Dellai-Durni, intesa contro la manovra

Nuovo incontro tra Dellai e Durnwalder per fronteggiare l'attacco di Roma sulla manovra finanziaria e i possibili nuovi tagli. Definita l'intesa anche sulla società inhouse per il rinnovo della concessione A22



TRENTO. "L'indebitamento dello Stato italiano è serio ed ognuno deve fare la sua parte, ma non è giusto farci pagare due volte". Lo ha detto in merito alla manovra il presidente della Provincia di Bolzano, Luis Durnwalder, dopo un incontro con il suo collega trentino, Lorenzo Dellai. "Come stabilito dall'Accordo di Milano - ha detto Durnwalder - Bolzano e Trento partecipano al risanamento con complessivamente con un miliardo di euro. Non abbiamo debiti e sarebbe perciò assurdo costringerci ad accantonare dei fondi". Secondo Durnwalder, "invece di battere due volte cassa con noi, lo Stato farebbe bene stipulare simili accordi con tutte le Regioni a statuto speciale".
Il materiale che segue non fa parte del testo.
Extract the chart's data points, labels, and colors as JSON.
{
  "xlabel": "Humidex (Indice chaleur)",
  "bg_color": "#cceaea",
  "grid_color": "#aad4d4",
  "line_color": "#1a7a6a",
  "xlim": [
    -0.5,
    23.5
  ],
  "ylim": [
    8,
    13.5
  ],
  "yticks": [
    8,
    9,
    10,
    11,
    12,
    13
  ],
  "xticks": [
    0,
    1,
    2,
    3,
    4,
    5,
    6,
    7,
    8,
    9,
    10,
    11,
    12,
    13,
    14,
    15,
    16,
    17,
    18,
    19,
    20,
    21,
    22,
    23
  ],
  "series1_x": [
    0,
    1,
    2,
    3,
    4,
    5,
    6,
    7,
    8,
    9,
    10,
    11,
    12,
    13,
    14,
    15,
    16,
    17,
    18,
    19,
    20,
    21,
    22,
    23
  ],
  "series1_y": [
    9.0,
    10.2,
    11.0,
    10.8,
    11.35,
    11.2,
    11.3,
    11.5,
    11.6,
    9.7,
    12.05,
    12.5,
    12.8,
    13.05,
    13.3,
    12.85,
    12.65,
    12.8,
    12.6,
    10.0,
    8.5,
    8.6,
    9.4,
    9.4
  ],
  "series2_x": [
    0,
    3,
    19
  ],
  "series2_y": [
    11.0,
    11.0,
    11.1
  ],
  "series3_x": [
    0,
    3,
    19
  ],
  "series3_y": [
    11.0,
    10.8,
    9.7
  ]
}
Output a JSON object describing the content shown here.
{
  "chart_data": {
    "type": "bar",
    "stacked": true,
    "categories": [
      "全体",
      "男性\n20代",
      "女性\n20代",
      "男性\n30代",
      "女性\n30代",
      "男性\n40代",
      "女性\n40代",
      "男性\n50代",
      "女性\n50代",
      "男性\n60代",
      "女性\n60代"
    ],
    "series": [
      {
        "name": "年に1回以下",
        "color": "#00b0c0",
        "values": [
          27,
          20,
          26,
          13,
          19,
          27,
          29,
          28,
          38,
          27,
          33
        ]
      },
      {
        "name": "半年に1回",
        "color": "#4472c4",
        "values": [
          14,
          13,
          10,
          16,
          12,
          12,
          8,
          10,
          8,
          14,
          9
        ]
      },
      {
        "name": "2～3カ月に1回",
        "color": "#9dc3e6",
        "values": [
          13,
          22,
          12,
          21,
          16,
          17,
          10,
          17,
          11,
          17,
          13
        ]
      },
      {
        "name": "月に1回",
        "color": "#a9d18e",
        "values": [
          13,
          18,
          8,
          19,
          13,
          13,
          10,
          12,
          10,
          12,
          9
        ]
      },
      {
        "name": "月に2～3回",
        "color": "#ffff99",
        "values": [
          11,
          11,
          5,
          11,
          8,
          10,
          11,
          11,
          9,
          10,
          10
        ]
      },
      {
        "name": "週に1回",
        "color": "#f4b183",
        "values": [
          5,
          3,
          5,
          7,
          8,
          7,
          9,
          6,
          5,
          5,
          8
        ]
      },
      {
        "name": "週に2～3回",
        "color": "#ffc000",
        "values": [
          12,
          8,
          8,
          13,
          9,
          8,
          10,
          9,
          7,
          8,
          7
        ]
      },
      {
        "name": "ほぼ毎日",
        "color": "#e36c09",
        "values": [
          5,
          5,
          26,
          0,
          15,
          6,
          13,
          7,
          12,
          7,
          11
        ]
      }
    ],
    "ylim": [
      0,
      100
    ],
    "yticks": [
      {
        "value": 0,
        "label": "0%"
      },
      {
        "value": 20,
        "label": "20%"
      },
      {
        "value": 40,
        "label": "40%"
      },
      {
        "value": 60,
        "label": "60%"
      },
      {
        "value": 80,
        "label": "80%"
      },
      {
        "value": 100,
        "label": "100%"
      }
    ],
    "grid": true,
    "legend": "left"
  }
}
Il governatore ha anche detto che il patto di stabilità non deve riguardare la newco dell'autostrada del Brennero, che dovrebbe essere creata nei prossimi mesi per assicurarsi il rinnovo della concessione. La società inhouse dovrebbe - ha informato Durnwalder - versare 580 milioni al ministero delle finanze, come anche un canone d'affito all'Anas. La newco utilizzerà anche una parte dell'utile per cofinanziare il tunnel del Brennero e - per la prima volta - stanzierà una sorta di risarcimento ambientale ai Comuni che si trovano lungo l'A22.